The FAA and the NTSB have confirmed that they are investigating.


  • “In fact, the Mooney was wedged into the second transmission tower and dangling 100 feet above the ground. For reference, this is about the height of a parked Boeing 737.”

    It’s of course not important at all, but I was confused by this. Wikipedia claims that a 737 is 37-41 feet high, depending on the specific model.

    • This guy is trying to downplay his fault in this crash. He even said his altimeter appeared to misfunction. Oops, they tested it and it was working properly. He said he may have gotten a little too low. The results state he flew at this altitude for miles. He was in the wrong place at the wrong time, He should have landed hours earlier. Pilots panic when they cannot find the airport.

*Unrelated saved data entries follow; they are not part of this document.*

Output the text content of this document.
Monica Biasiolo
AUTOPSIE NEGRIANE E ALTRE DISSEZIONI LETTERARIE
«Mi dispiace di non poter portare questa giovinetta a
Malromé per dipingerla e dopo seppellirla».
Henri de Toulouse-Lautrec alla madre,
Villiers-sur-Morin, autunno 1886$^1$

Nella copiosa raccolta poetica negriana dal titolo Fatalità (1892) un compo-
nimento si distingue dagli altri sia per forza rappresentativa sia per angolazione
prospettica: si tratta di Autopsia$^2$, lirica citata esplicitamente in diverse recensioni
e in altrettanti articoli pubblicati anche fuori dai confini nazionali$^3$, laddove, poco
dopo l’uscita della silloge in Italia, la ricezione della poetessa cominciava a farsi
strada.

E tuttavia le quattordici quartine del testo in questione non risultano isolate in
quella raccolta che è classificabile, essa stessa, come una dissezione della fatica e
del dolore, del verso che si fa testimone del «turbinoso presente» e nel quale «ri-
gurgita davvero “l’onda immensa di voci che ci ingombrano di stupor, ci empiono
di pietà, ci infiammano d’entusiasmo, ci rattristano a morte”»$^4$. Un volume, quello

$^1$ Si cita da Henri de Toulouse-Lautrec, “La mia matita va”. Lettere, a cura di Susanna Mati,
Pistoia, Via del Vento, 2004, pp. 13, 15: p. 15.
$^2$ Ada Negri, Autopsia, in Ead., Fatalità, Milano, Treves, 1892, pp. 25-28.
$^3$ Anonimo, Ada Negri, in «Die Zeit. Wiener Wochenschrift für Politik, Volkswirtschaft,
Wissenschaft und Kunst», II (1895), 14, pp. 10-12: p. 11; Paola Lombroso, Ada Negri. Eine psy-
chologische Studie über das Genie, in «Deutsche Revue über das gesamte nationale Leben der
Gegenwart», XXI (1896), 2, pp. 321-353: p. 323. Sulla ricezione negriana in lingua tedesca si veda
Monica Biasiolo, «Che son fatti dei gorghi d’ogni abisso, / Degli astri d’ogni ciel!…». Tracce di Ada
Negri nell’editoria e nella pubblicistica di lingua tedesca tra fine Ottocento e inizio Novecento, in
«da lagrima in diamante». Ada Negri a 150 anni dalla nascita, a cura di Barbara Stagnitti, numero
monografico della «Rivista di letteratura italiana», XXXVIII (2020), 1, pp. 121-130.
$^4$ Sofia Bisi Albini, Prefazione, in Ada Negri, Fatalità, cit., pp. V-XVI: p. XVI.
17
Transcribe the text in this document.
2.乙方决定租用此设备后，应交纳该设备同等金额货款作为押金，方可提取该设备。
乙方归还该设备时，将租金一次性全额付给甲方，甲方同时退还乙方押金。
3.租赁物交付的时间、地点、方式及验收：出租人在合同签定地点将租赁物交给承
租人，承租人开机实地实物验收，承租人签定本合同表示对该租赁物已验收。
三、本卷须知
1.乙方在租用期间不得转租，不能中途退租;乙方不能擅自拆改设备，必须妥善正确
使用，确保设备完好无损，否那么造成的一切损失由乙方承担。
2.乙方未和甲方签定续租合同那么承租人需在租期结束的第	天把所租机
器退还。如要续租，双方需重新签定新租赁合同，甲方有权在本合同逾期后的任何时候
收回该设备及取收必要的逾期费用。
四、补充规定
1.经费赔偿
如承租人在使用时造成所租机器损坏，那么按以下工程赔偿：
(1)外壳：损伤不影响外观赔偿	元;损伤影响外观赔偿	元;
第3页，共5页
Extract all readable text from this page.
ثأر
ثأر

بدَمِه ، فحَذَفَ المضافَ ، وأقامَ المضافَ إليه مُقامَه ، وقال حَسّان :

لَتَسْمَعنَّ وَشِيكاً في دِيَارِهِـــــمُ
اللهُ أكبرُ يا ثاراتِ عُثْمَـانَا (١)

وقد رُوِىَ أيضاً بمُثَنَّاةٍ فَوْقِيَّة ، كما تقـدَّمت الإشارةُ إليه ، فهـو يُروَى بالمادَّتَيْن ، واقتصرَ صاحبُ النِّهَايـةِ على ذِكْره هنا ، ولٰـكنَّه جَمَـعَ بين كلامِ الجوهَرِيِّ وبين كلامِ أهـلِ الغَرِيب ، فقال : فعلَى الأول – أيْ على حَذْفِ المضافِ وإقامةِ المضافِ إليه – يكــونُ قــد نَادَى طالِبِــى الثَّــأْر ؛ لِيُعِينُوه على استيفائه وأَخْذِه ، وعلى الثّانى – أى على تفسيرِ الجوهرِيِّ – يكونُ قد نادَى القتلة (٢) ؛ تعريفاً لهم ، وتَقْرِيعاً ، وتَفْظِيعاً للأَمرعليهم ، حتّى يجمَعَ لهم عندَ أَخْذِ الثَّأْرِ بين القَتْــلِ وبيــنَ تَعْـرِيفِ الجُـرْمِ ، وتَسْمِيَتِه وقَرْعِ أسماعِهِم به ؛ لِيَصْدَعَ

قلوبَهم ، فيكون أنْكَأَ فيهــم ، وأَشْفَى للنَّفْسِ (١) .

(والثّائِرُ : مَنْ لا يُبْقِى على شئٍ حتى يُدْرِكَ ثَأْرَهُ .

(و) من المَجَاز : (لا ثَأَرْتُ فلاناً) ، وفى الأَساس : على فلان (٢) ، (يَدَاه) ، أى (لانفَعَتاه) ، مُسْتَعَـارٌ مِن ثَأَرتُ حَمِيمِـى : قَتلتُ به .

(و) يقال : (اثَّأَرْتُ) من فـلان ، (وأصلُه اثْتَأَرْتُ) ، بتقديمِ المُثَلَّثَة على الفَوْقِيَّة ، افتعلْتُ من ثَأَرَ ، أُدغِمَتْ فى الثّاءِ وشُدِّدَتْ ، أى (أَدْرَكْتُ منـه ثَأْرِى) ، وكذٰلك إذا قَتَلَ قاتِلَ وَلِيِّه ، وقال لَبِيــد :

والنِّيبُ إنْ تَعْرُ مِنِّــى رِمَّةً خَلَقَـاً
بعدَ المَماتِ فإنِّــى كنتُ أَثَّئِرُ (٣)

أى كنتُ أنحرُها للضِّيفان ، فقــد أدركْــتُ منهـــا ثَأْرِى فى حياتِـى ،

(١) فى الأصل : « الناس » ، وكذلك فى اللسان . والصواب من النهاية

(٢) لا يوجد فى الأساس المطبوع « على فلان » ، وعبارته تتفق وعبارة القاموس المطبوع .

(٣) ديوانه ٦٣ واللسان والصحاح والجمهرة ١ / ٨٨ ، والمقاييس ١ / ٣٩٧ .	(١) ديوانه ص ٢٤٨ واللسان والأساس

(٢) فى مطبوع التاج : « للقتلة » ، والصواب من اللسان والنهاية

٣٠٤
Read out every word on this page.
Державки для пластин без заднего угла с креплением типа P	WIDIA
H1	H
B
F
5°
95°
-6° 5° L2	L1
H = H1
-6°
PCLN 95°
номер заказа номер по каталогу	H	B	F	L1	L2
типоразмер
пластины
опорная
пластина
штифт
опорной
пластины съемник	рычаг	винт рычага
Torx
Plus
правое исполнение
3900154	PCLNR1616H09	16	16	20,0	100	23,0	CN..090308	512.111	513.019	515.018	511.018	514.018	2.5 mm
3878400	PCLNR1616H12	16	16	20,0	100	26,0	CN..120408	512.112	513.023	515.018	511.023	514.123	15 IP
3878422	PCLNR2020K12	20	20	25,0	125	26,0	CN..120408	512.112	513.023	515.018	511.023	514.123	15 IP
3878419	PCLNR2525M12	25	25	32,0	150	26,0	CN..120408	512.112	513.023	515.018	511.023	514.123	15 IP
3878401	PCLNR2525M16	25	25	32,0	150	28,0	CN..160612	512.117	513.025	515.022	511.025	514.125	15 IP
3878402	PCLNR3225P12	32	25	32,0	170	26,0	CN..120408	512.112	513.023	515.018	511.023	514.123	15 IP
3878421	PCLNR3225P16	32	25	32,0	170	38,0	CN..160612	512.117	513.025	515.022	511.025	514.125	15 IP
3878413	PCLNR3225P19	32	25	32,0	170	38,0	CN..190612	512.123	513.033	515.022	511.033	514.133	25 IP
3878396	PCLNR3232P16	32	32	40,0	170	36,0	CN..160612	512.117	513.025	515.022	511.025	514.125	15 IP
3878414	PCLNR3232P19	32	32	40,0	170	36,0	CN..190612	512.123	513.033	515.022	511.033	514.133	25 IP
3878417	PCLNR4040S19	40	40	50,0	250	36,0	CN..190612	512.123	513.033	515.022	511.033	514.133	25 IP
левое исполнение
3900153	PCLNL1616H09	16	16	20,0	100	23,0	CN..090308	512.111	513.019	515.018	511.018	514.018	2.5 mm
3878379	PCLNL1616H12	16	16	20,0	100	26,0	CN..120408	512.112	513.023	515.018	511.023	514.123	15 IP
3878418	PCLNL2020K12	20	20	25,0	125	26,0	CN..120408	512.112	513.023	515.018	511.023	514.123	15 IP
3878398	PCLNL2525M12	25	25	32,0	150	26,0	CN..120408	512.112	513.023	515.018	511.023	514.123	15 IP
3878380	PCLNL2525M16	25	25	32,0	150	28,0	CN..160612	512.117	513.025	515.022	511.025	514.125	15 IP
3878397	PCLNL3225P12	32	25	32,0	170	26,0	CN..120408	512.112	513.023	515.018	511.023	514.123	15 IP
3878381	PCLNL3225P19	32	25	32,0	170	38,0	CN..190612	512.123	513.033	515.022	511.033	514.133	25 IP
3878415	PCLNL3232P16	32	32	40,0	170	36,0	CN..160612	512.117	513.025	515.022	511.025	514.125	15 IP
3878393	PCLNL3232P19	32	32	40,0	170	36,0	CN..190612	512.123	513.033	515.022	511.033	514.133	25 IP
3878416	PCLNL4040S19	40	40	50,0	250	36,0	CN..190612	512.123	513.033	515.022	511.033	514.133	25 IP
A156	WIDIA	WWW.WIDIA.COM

      Case in point: a pilot in Concord, California in the 1980’s thought he had found the runway lights under similar conditions. You can verify this story on the Internet. What he had found were the roof lights to the Concord mall ! So he goes into landing procedure, crashes through the roof of the mall and sprays shoppers with fireballs of flaming gasoline. This is arrogance. I have to land, I have to land me, me, me.

  • This story had a happy ending.
    The morale? Don’t get overconfident and keep well within your comfort zone, your zone of limitations and training.
    Who am I to write that?
    I must plead guilty myself, on several occasions. And was lucky: I got away with it. But “luck” is not a factor that determines one’s safety zone.
    What, you, the reader, will ask, is one’s “zone of limitations”?
    Well, this is not a scientific definition. It is a composite of weather, actual and forecast, a pilot’s ratings and qualifications, even his or her physical condition, including sufficient rest. And all that (and probably more, like proper flight planning) in connection with the aircraft, it’s design, limitations, performance, instruments, its condition and all that related to a pilot’s experience and time on that aircraft – familiarity with its performance, behaviour and equipment.
    The Tiger Club had a much shorter and far more succinct definition: On the panel of their aircraft was a placard: “ALL AIRCRAFT BITE FOOLS”.!
    But, as I have proven myself, on many occasions, more often than not the situation does not need to result in an accident.
    And, I repeat, I have no right to throw mud at this pilot.

    • I hope the pilot read that. He took 10 yrs off after a crash, then chooses this plane to resume flying?

      • I’m reading Sylvia’s description to mean that the crash occurred 30 years ago, then the pilot stopped flying, and resumed flying 20 years ago. It simply means that their flying experience didn’t span 30 years, but more like 20.

        I’m amazed at the older incident where the pilot flew through the power lines, and the aircraft held up. Actually, I’m amazed it happens to fixed-wing aircraft at all; most power line strikes seem to happen to helicopters, which of course regularly do low-altitude work or land off airfields.

      • He took ten years off after a crash thirty years ago. So he resumed flying twenty years ago. If he was flying his 201 then you should’ve told him at that time.

        • To elaborate on that: with today’s regulations, to resume flying after a 10-year break, a pilot needs to pass a medical check and a biennial flight review. To carry passengers by day, they must also have 3 daytime take-offs and landings (touch and go). So that pilot can’t just end their break by hopping into an aircraft and revving it up, like a car driver can.

          It’s quite likely that the accident pilot had a few flight lessons when he decided to fly again.

  • One Friday afternoon in the early 1980s we were living in Korntal near near Stuttgart Germany when a very similar incident happened.

    A light aircraft on a flight from Spain was in a holding pattern nearby. The pilot became disoriented in cloud and the plane dived toward the ground. It was caught in a power pylon and put the power out for several hours. People came out on the street as they had no TV to watch – no supper to cook – nothing to do other than chat to the neighbours.

    All occupants survived.

    Tried to find details on line, but unsuccessful.